A draw at home to struggling Southampton on Wednesday saw Chelsea start the New Year in a similar disappointing manner to which they ended 2018. Their inconsistency has seen them continue to drop points, losing to both Wolves and Leicester in December, although they did enjoy a rousing home win over Manchester City in the same month.
Worse off than last year
They sit in fourth place in the Premier League with 44 points from 21 games, one fewer than Conte – who would later be sacked – had managed to accumulate by this stage last year.
Conte also led Chelsea to the Carabao Cup semi-final last year where his side would lose to Arsenal, before claiming an FA Cup final win over Manchester United. Neither were enough to save his job.
Sarri has reached the same stage of the Carabao Cup and this year Chelsea will face Tottenham, with the first leg on Tuesday, while their FA Cup campaign is also set to begin this weekend against Nottingham Forest.
While Chelsea are still in all four competitions – including the Europa League, which they are favourites to win – they have fallen out of touch with the domestic league leaders.
Overall then, the former Napoli coach faces a stiff challenge to emulate Conte's achievements from last season, let alone better them.
Sarri has not had the instant impact predicted by history when Abramovich opted to change his manager for the 12th time in his 15-year tenure.
Conte was one of three coaches – along with Jose Mourinho and Carlo Ancelotti – to lead Chelsea to Premier League titles in their first season in charge.
Those league titles account for three of the five won during Abramovich's reign, while the other two were won by Mourinho in the second seasons of both of his spells in charge.

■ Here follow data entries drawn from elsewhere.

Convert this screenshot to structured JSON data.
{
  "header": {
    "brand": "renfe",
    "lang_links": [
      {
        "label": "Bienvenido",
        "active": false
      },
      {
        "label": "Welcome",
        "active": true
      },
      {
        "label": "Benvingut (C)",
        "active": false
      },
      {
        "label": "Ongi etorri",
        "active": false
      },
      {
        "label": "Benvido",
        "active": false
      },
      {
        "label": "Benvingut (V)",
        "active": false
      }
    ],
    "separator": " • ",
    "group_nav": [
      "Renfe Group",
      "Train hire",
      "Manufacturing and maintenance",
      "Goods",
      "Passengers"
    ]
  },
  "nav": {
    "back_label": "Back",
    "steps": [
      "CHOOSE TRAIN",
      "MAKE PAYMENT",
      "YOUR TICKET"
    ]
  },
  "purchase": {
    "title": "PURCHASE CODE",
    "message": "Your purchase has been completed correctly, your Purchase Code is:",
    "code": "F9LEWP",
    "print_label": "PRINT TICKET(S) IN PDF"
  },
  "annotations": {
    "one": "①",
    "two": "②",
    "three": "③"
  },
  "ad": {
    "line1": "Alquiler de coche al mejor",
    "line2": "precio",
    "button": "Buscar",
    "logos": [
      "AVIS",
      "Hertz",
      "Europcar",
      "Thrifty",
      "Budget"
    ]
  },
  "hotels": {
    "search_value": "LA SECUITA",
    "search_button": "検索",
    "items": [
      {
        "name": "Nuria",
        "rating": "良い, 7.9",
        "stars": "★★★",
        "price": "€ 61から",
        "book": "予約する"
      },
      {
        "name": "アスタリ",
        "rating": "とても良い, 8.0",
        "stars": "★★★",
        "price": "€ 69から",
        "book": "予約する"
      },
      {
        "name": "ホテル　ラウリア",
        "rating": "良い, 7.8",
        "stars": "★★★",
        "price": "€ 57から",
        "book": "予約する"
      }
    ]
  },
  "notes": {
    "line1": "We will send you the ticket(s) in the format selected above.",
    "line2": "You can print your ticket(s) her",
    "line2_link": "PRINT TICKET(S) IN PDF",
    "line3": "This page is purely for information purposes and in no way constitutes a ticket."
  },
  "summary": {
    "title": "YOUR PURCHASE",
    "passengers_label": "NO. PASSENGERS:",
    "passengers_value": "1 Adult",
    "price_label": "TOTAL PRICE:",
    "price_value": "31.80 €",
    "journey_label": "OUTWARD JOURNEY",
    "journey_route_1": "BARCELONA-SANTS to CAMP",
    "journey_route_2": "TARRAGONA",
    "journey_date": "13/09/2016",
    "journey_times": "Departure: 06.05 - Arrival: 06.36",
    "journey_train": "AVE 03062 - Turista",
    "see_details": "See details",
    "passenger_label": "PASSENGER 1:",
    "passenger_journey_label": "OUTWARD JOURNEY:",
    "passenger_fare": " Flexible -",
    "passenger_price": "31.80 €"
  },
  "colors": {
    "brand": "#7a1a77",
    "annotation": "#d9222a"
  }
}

No manager has won a major trophy for the club in anything later than their second season, with triumphs in the Champions League and Europa League both coming under the interim management of Roberto Di Matteo and Rafa Benitez respectively.
It hasn't just been the manager merry-go-round that has been Chelsea's formula for success but also their willingness to splash out on some of the world's best players, rather than growing a team over several years.
The signing of United States attacking midfielder Christian Pulisic for £57.6m from Borussia Dortmund this week offered a further reminder of that approach.
Chelsea have been reluctant to field young talent themselves in part due to the pressure for instant results and it is a move that suggests Sarri and Abramovich are focused on making next season more of a success than this one looks set to be.
The Blues are looking to rectify their increasing reliance on Eden Hazard, who has this year scored and assisted considerably more than anyone else.
With 12 goals Hazard has as many as main strikers Alvaro Morata and Olivier Giroud combined, and the nine assists to his name is far superior to anyone else in the side. Summer signing Jorginho is yet to register a single one.
Pulisic looks the kind of talented player Chelsea need to be signing to complement Hazard if they are to challenge for the title next season, but if he is intended to be a replacement for the Belgian, then it has to be considered a step backwards.
It makes sense for the club since Hazard has not committed his future to Stamford Bridge and has just a year and a half left on his contract, but they may need to make more signings than just the 20-year-old American if they are to compete with City and Liverpool.